According to court records, Cheryl Mosier was upset because she had learned several months earlier that her husband was having an affair with a California woman, that he and the woman had a child, and that he planned to leave his wife when the youngest of their two children turned 18.

Honolulu deputy prosecutor Glenn Kim had said there was "absolutely no evidence of abuse in the relationship," but called the plea agreement a "reasonable outcome" under the circumstances.

Instead of pressing the murder case, the prosectors agreed that Cheryl Mosier had killed her husband under extreme mental or emotional disturbance.

Luke said his client, who went against his advice in accepting the plea, wanted to take responsibility for her actions. He previously said he believed there was a "very strong basis" for an insanity defense. A murder conviction would have meant a life term with the chance for parole.

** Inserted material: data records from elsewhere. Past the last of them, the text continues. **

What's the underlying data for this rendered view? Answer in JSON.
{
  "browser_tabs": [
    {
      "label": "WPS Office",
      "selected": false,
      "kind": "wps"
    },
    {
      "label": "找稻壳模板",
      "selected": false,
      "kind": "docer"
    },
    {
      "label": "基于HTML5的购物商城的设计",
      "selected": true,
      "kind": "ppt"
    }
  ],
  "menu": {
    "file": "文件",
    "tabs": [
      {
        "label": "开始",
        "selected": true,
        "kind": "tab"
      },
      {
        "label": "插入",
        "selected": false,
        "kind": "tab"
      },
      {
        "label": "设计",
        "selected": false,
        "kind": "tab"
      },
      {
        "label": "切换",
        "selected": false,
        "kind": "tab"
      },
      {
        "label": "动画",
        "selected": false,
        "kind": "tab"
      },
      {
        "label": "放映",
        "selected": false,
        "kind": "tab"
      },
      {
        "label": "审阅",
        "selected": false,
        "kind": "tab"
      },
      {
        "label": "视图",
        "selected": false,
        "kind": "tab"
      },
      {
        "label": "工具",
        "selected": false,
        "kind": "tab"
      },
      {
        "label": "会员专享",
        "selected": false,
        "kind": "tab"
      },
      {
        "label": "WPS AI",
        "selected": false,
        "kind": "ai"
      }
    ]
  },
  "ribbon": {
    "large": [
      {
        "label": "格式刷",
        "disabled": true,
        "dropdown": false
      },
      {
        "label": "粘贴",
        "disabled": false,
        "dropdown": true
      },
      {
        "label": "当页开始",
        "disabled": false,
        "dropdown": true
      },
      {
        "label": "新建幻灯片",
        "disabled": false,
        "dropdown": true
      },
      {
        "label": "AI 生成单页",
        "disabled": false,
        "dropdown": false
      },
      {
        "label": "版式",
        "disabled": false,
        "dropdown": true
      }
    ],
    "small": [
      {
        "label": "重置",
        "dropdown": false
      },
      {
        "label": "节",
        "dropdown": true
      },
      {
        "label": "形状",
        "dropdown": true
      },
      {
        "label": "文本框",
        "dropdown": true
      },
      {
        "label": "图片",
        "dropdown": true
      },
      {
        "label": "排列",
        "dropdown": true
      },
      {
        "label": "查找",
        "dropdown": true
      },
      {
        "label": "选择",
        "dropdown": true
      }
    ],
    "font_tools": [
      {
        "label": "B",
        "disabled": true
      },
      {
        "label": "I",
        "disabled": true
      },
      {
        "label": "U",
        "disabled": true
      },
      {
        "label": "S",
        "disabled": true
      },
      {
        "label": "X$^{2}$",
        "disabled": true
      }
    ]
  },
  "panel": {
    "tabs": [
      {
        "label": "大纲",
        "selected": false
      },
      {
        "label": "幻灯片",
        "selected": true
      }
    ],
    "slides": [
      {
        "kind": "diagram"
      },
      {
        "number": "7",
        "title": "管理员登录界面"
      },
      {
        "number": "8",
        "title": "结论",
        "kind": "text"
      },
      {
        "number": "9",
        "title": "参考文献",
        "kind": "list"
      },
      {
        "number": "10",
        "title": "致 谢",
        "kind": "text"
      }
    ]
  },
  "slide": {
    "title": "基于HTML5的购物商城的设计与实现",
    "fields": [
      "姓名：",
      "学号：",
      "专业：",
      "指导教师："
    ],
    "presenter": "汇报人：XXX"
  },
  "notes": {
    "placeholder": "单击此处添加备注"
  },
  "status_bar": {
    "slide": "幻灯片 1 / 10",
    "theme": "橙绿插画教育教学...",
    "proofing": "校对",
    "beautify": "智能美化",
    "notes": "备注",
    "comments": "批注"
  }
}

"I deeply apologize to my sons and to Dickie’s family and friends for the loss of someone who meant so much to each of them," Cheryl Mosier said before she was sentenced by Circuit Judge Richard Perkins. "I live every day with the guilt and shame of what I have done — I will for the rest of my life."

Harbin Mosier Sr., who flew in from Michigan and was one of four family members to speak at the sentencing, said his 44-year-old son wouldn’t see his own sons’ graduations, marriages or grandchildren.

"She (Cheryl) stole that from him and me and the family," he said. The victim’s father also noted there had been problems for several years in their 19-year marriage.

"There were many options available for Cheryl to choose from, and she chose the wrong one," the elder Mosier said, adding that he didn’t hate her, but her action "just hurts so terribly bad."

Helen Mosier read a statement from her son’s sister saying she and Cheryl Mosier had "laughed and cried together — we were family together." The sister, who lives in Tennessee, said her brother "was not perfect," but it didn’t justify taking his life.

The couple’s sons, 16 and 18, are living with relatives of their father, who worked as a draftsman and was to graduate as a hula master the month after he was killed, according to authorities.

Prosecutors said Harbin Mosier Jr. was stabbed nearly through the neck with a kitchen knife. Cheryl Mosier also stabbed herself four times in the neck in an apparent suicide attempt, police said.

A woman believed to be Cheryl Mosier called 911 at 11:36 p.m. When police arrived, she was found lying next to the body of her husband in their Wekiu Street home.

As part of the plea agreement, the prosecution will not recommend a minimum term before Mosier is eligible for parole.